At the very least, as long as we’re making up reasons to not go in the woods, we could at least make up something to explain planes in the sky, right? Right!?
And if that’s not enough, well, you recall earlier when I made a few jokes about how much this whole thing feels like a young adult novel plot? That’s because it’s identical to a 1995 YA novel called Running Out of Time, identical enough that the publisher considered a lawsuit. Add to that the main character being basically a Very Ordinary But Very Special White Girl with magical powers and you can see how this is just… every YA novel ever, yeah?

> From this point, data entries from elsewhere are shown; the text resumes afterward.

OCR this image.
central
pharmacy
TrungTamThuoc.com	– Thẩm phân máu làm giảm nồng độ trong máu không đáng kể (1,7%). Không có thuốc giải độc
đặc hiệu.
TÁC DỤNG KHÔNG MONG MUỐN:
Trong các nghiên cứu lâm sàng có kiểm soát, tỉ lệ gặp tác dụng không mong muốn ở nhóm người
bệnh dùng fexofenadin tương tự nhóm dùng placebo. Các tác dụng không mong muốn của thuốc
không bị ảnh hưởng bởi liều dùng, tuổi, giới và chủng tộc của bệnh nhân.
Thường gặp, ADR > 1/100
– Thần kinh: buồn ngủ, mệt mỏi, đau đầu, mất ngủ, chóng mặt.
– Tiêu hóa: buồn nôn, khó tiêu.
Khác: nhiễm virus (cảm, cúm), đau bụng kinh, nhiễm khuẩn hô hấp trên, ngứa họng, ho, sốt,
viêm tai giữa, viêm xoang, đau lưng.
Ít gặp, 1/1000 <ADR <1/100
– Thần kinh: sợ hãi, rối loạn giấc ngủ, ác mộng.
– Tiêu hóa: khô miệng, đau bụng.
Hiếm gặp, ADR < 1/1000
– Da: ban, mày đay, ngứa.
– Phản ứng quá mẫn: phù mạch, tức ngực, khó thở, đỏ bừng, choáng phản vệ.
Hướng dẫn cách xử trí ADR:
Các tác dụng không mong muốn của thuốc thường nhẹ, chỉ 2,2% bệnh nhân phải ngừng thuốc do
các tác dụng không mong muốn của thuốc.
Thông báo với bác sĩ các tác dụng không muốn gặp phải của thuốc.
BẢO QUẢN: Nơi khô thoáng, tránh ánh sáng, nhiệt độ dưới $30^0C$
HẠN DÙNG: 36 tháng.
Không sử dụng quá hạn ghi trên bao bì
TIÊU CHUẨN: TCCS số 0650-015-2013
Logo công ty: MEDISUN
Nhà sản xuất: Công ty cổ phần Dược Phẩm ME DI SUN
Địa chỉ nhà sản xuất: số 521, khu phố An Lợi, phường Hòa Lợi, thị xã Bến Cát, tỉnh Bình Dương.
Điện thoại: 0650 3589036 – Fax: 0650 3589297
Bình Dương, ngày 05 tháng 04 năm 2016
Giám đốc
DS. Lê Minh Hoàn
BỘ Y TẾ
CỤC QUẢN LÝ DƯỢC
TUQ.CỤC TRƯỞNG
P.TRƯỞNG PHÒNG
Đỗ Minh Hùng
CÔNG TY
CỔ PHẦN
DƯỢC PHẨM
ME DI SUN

Like… okay. The basic premise of the twist is cool, even if the plan is horrifying. You want to isolate yourselves from the horrors of 1970s New York, sure, okay, I get it. But in the process, you basically put yourself in a position where you simply can’t get life-saving medical care, and to maintain the illusion, you and all your boomer friends have to traumatize the shit out of your children (and boomers never needed to live in a nature preserve to do that anyway.) It’s honestly the kind of thing only a billionaire’s son would come up with, to be quite honest. It’s like one of those Galt’s Gulch libertarian “experiments” that sprout up every couple of years, such as Grafton, New Hampshire, which in the absence of infrastructure got taken over by bears.
When The Village is focusing on the character drama, it’s alright, disability shit aside. And Shyamalan’s still got an excellent sense of his craft. I appreciate the color-coding, I appreciate the cinematography. I appreciate the sense of mystery. But my god, could he be more obvious in how sneaky he’s being? In The Sixth Sense he demonstrated that he had some concept of subtlety, but here he’s altogether far too conspicuous and clever. “Oooh I’m being all sneaky and hiding things from the audience! Ooh there’s going to be a big twist and you’re all going to be so shocked!” Fuck off, man. It feels disingenuous to have a mystery film and not give the audience all of the parts needed to figure it out, but then again Shyamalan definitely seems more interested in a manufactured twist ending than any sort of coherent trail of clues for the audience to follow. It feels opaque and transparent simultaneously, so breathlessly obvious in how badly Shyamalan wants to feel smarter than his audience, to pull one over on us, so he simply tells us nothing and expects us to be surprised rather than bored when he quits teasing us and actually makes the big reveal.
The Village isn’t the worst movie. It’s got a fantastic soundtrack, a stellar cast featuring Sigourney Weaver and the severely underrated William Hurt, and it’s got some decent moments of suspense and shot composition. But my god the utter bullshit surrounding that twist. It borders on self-parody, and to be honest, that’s hardly a surprise at all.